Paper Available at: https://www.aclweb.org/anthology/D19-1415
Ethical Machine Learning
This approach would allow Organizations to rely on machines whose ethics is guaranteed by Design
A deep learning machine generally minimizes the probability of providing incorrect decisions on new examples. This obviously strongly depends on the quality of the dataset adopted for training. Notice that this latter may be affected by bias (unrepresentative sample of the entire population) or other intrinsic limitations (unethical decisions stored by an organization but not usable for generalization). What about an AI-driven Digital Lending machine (AI DL) and the ethical implications of its own individual decisions? Risks are related to lending unevenly distributed across a population of requesters due to scarcely represented subgroups in the training data, and should be minimized in future behaviors of our AI DL.
As a result, the business decisions are mediated by an Ethical-aware network
Our aim is to define training processes in a way they result compliant not only to the input dataset constraints but also to some a priori defined ethical principles. Such an approach would allow Organizations to rely on machines whose ethics is guaranteed by Design and resilient to possibly biased training sets. Details are in (Rossini et al., 2020, Actionable ethics through neural learning).
In the following picture, a standard architecture optimizing its own behavior from the “Business perspective” (the Business Expert) is extended to operate over data that are augmented with Ethic constraints (by the Ethics encoder). At the same time, an additional network instead capitalizes on such ethical principles (the Ethical Expert). As a result, their decisions are mediated by an Ethical-aware network which optimizes at the same time the business objectives, while satisfying ethical principles.
Semi-supervised learning in Transformer Based Architectures
While deep methods obtain state-of-the-art results in many tasks, they require a huge labeled training dataset in order to obtain robust solutions. Can an organization with large-scale collections of unlabeled data afford to develop models able to deal with hundreds of thousands of unseen examples?
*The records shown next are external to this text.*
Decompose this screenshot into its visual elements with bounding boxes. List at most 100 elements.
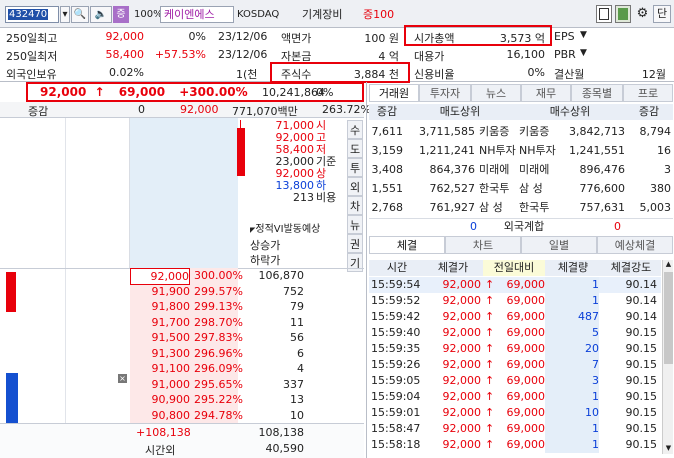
broker-row[interactable]: 3,159 1,211,241 NH투자 NH투자 1,241,551 16: [369, 141, 673, 160]
up-arrow-icon: ↑: [485, 342, 495, 355]
order-row[interactable]: 92,000 300.00% 106,870: [0, 268, 364, 285]
order-pct: 295.65%: [194, 377, 243, 391]
order-row[interactable]: 91,100 296.09% 4: [0, 361, 364, 377]
order-pct: 299.57%: [194, 284, 243, 298]
order-price: 91,000: [151, 377, 191, 391]
order-row[interactable]: 91,800 299.13% 79: [0, 299, 364, 315]
trade-row[interactable]: 15:59:01 92,000 ↑ 69,000 10 90.15: [369, 405, 661, 421]
broker-tab-5[interactable]: 프로: [623, 84, 673, 102]
order-row[interactable]: 90,900 295.22% 13: [0, 392, 364, 408]
order-qty: 752: [283, 284, 304, 298]
order-price: 92,000: [130, 268, 190, 285]
broker-row[interactable]: 2,768 761,927 삼 성 한국투 757,631 5,003: [369, 198, 673, 217]
info-date: 23/12/06: [218, 30, 268, 43]
broker-tab-0[interactable]: 거래원: [369, 84, 419, 102]
broker-cell: 7,611: [371, 125, 404, 138]
broker-tab-1[interactable]: 투자자: [419, 84, 471, 102]
sound-icon[interactable]: 🔈: [90, 6, 112, 23]
info-date: 23/12/06: [218, 48, 268, 61]
bottom-summary: +108,138 108,138 시간외 40,590: [0, 423, 364, 458]
close-icon[interactable]: ×: [118, 374, 127, 383]
trade-tab-0[interactable]: 체결: [369, 236, 445, 254]
vtab-4[interactable]: 차: [347, 196, 363, 215]
fund-badge[interactable]: 증: [113, 6, 129, 23]
order-row[interactable]: 91,000 295.65% 337: [0, 377, 364, 393]
info-value: 100 원: [364, 32, 399, 45]
window-icon[interactable]: [596, 5, 612, 23]
trade-time: 15:59:35: [371, 342, 421, 355]
trade-strength: 90.15: [625, 406, 658, 419]
broker-cell: 3,842,713: [569, 125, 625, 138]
trade-qty: 487: [545, 309, 599, 325]
stock-code-input[interactable]: 432470: [5, 6, 59, 23]
stock-name[interactable]: 케이엔에스: [160, 6, 234, 23]
trade-row[interactable]: 15:59:05 92,000 ↑ 69,000 3 90.15: [369, 373, 661, 389]
trade-row[interactable]: 15:59:52 92,000 ↑ 69,000 1 90.14: [369, 293, 661, 309]
eps-dropdown[interactable]: ▼: [580, 30, 587, 40]
order-row[interactable]: 91,300 296.96% 6: [0, 346, 364, 362]
pbr-dropdown[interactable]: ▼: [580, 48, 587, 58]
vi-down: 하락가: [250, 254, 281, 267]
order-price: 91,500: [151, 331, 191, 344]
trade-tab-2[interactable]: 일별: [521, 236, 597, 254]
trade-row[interactable]: 15:59:42 92,000 ↑ 69,000 487 90.14: [369, 309, 661, 325]
broker-cell: 3: [664, 163, 671, 176]
gear-icon[interactable]: ⚙: [634, 5, 651, 23]
trade-tab-3[interactable]: 예상체결: [597, 236, 673, 254]
vtab-1[interactable]: 도: [347, 139, 363, 158]
trade-change: 69,000: [506, 406, 546, 419]
right-panel: 거래원 투자자 뉴스 재무 종목별 프로 증감 매도상위 매수상위 증감 7,611 3,7…: [366, 82, 674, 458]
trade-strength: 90.14: [625, 278, 658, 291]
trade-amount: 771,070백만: [232, 105, 298, 118]
code-dropdown[interactable]: ▾: [60, 6, 70, 23]
order-pct: 297.83%: [194, 331, 243, 344]
order-row[interactable]: 91,700 298.70% 11: [0, 315, 364, 331]
vtab-3[interactable]: 외: [347, 177, 363, 196]
order-row[interactable]: 90,800 294.78% 10: [0, 408, 364, 424]
amount-pct: 263.72%: [322, 103, 371, 116]
broker-tab-4[interactable]: 종목별: [571, 84, 623, 102]
broker-row[interactable]: 7,611 3,711,585 키움증 키움증 3,842,713 8,794: [369, 122, 673, 141]
trade-qty: 1: [545, 389, 599, 405]
price-row2: 증감 0 92,000 771,070백만 263.72%: [0, 102, 371, 118]
vtab-6[interactable]: 권: [347, 234, 363, 253]
order-pct: 298.70%: [194, 315, 243, 329]
order-row[interactable]: 91,900 299.57% 752: [0, 284, 364, 300]
trade-row[interactable]: 15:59:35 92,000 ↑ 69,000 20 90.15: [369, 341, 661, 357]
scroll-thumb[interactable]: [664, 272, 673, 364]
foreign-row: 0 외국계합 0: [369, 218, 673, 234]
trade-row[interactable]: 15:59:54 92,000 ↑ 69,000 1 90.14: [369, 277, 661, 293]
broker-cell: 3,159: [371, 144, 404, 157]
broker-tab-2[interactable]: 뉴스: [471, 84, 521, 102]
trade-row[interactable]: 15:59:26 92,000 ↑ 69,000 7 90.15: [369, 357, 661, 373]
order-qty: 79: [290, 300, 304, 313]
info-rate: 0%: [188, 30, 206, 43]
unit-button[interactable]: 단: [653, 5, 671, 23]
trade-time: 15:59:42: [371, 310, 421, 323]
trade-row[interactable]: 15:59:04 92,000 ↑ 69,000 1 90.15: [369, 389, 661, 405]
order-row[interactable]: 91,500 297.83% 56: [0, 330, 364, 346]
trade-row[interactable]: 15:59:40 92,000 ↑ 69,000 5 90.15: [369, 325, 661, 341]
scrollbar[interactable]: ▲ ▼: [662, 260, 673, 454]
trade-row[interactable]: 15:58:47 92,000 ↑ 69,000 1 90.15: [369, 421, 661, 437]
search-icon[interactable]: 🔍: [71, 6, 89, 23]
trade-tab-1[interactable]: 차트: [445, 236, 521, 254]
broker-row[interactable]: 3,408 864,376 미래에 미래에 896,476 3: [369, 160, 673, 179]
trade-strength: 90.15: [625, 326, 658, 339]
vtab-5[interactable]: 뉴: [347, 215, 363, 234]
layout-icon[interactable]: [615, 5, 631, 23]
info-row-0: 250일최고 92,000 0% 23/12/06 액면가 100 원 시가총액…: [0, 28, 674, 46]
up-arrow-icon: ↑: [485, 406, 495, 419]
change-zero: 0: [138, 103, 145, 116]
order-qty: 11: [290, 315, 304, 329]
broker-cell: 776,600: [579, 182, 626, 195]
vtab-2[interactable]: 투: [347, 158, 363, 177]
trade-qty: 5: [545, 325, 599, 341]
trade-row[interactable]: 15:58:18 92,000 ↑ 69,000 1 90.15: [369, 437, 661, 453]
vtab-0[interactable]: 수: [347, 120, 363, 139]
pct-label: 100%: [134, 9, 163, 20]
margin-label: 증100: [363, 8, 395, 21]
broker-cell: 삼 성: [479, 201, 503, 214]
broker-tab-3[interactable]: 재무: [521, 84, 571, 102]
broker-row[interactable]: 1,551 762,527 한국투 삼 성 776,600 380: [369, 179, 673, 198]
Reveal technology relies on research at the University of Roma, Tor Vergata, that extends state-of-the-art technologies (such as BERT) with Generative Adversarial training methods. This allows us to significantly minimize training costs, capitalize unlabeled data already available to an organization and reduce the costs and time required for deployments of effective models.
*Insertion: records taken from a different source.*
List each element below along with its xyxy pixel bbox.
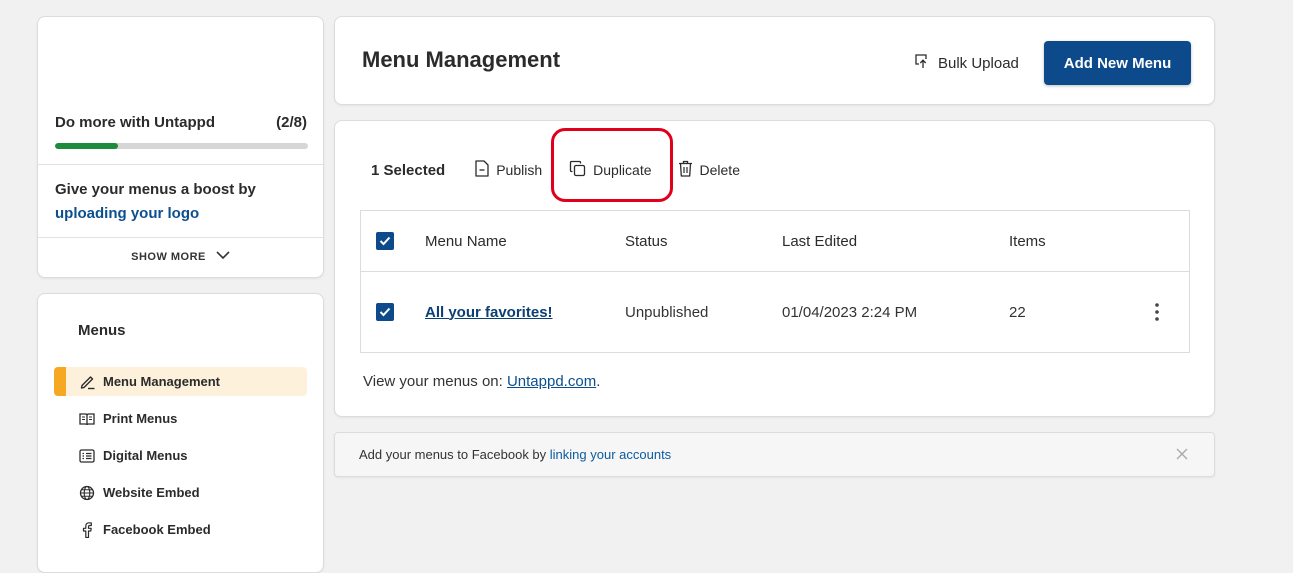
select-all-checkbox[interactable] [376,232,394,250]
nav-item-website-embed[interactable]: Website Embed [54,478,307,507]
show-more-button[interactable]: SHOW MORE [38,251,323,263]
facebook-icon [78,521,96,539]
book-icon [78,410,96,428]
publish-button[interactable]: Publish [475,160,542,180]
column-header-items[interactable]: Items [1009,233,1046,250]
nav-item-label: Website Embed [103,485,200,500]
facebook-banner: Add your menus to Facebook by linking yo… [334,432,1215,477]
upload-logo-link[interactable]: uploading your logo [55,205,199,222]
menu-status: Unpublished [625,303,709,321]
bulk-upload-label: Bulk Upload [938,54,1019,72]
menus-table: Menu Name Status Last Edited Items All y… [360,210,1190,353]
untappd-link[interactable]: Untappd.com [507,373,596,390]
view-menus-on: View your menus on: Untappd.com. [363,373,600,390]
menu-last-edited: 01/04/2023 2:24 PM [782,303,918,321]
publish-label: Publish [496,162,543,178]
promo-boost-text: Give your menus a boost by uploading you… [55,178,315,226]
page-header: Menu Management Bulk Upload Add New Menu [334,16,1215,105]
column-header-last-edited[interactable]: Last Edited [782,233,857,250]
chevron-down-icon [216,251,230,263]
close-icon[interactable] [1174,446,1190,462]
promo-progress-bar [55,143,308,149]
delete-label: Delete [699,162,740,178]
promo-header: Do more with Untappd (2/8) [55,114,307,131]
upload-icon [914,53,930,73]
delete-button[interactable]: Delete [678,160,740,180]
nav-title: Menus [78,322,126,339]
menu-item-count: 22 [1009,303,1026,321]
table-row: All your favorites! Unpublished 01/04/20… [361,271,1189,353]
duplicate-label: Duplicate [593,162,652,178]
facebook-banner-text: Add your menus to Facebook by linking yo… [359,447,671,462]
menus-table-card: 1 Selected Publish Duplicate Delete Menu… [334,120,1215,417]
nav-item-label: Facebook Embed [103,522,211,537]
nav-item-digital-menus[interactable]: Digital Menus [54,441,307,470]
selected-count: 1 Selected [371,161,446,179]
more-options-icon[interactable] [1147,302,1167,322]
divider [38,237,323,238]
table-header-row: Menu Name Status Last Edited Items [361,211,1189,272]
view-on-suffix: . [596,373,601,390]
list-icon [78,447,96,465]
promo-card: Do more with Untappd (2/8) Give your men… [37,16,324,278]
nav-item-menu-management[interactable]: Menu Management [54,367,307,396]
link-accounts-link[interactable]: linking your accounts [550,447,671,462]
trash-icon [678,160,693,180]
menu-name-link[interactable]: All your favorites! [425,304,553,321]
add-new-menu-button[interactable]: Add New Menu [1044,41,1191,85]
duplicate-button[interactable]: Duplicate [569,160,652,180]
promo-progress-fill [55,143,119,149]
nav-item-label: Digital Menus [103,448,188,463]
column-header-menu-name[interactable]: Menu Name [425,233,507,250]
boost-text: Give your menus a boost by [55,181,256,198]
show-more-label: SHOW MORE [131,251,206,263]
check-icon [379,307,391,317]
pencil-icon [78,373,96,391]
bulk-actions-toolbar: 1 Selected Publish Duplicate Delete [371,160,740,180]
nav-item-print-menus[interactable]: Print Menus [54,404,307,433]
view-on-text: View your menus on: [363,373,507,390]
facebook-text: Add your menus to Facebook by [359,447,550,462]
nav-item-label: Print Menus [103,411,178,426]
row-checkbox[interactable] [376,303,394,321]
page-title: Menu Management [362,47,561,72]
nav-item-facebook-embed[interactable]: Facebook Embed [54,515,307,544]
globe-icon [78,484,96,502]
divider [38,164,323,165]
nav-item-label: Menu Management [103,374,221,389]
check-icon [379,236,391,246]
promo-title: Do more with Untappd [55,114,215,131]
column-header-status[interactable]: Status [625,233,668,250]
copy-icon [569,160,586,180]
bulk-upload-button[interactable]: Bulk Upload [914,53,1019,73]
document-icon [475,160,489,180]
menus-nav: Menus Menu Management Print Menus Digita… [37,293,324,573]
promo-progress-count: (2/8) [276,114,307,131]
Integrated language and visual inference
The adopted neural technology processes an input image and generates its description one word at a time.
How can we retrieve images or videos using natural language? How can we convey the information represented in a picture? In reveal we extract and combine multimodal information depicted in multimedia items, using complex neural architecture, e.g. automatically deriving the description of an image or video in Italian.
Neural networks such as Convolutional, Recurrent and Transformed-based NNs are involved
The adopted neural technology processes an input image such as the following one, and generates its description one word at a time, here “Un uomo in sella ad una moto su una strada sterrata”. It is worth noting how the network focuses on specific areas of the input image while generating each token (the white areas place over the thumbnails of the input).
Details about the technology can be found in: Scaiella et al., “Large scale datasets for image and video captioning in Italian”, IJCoL 2020.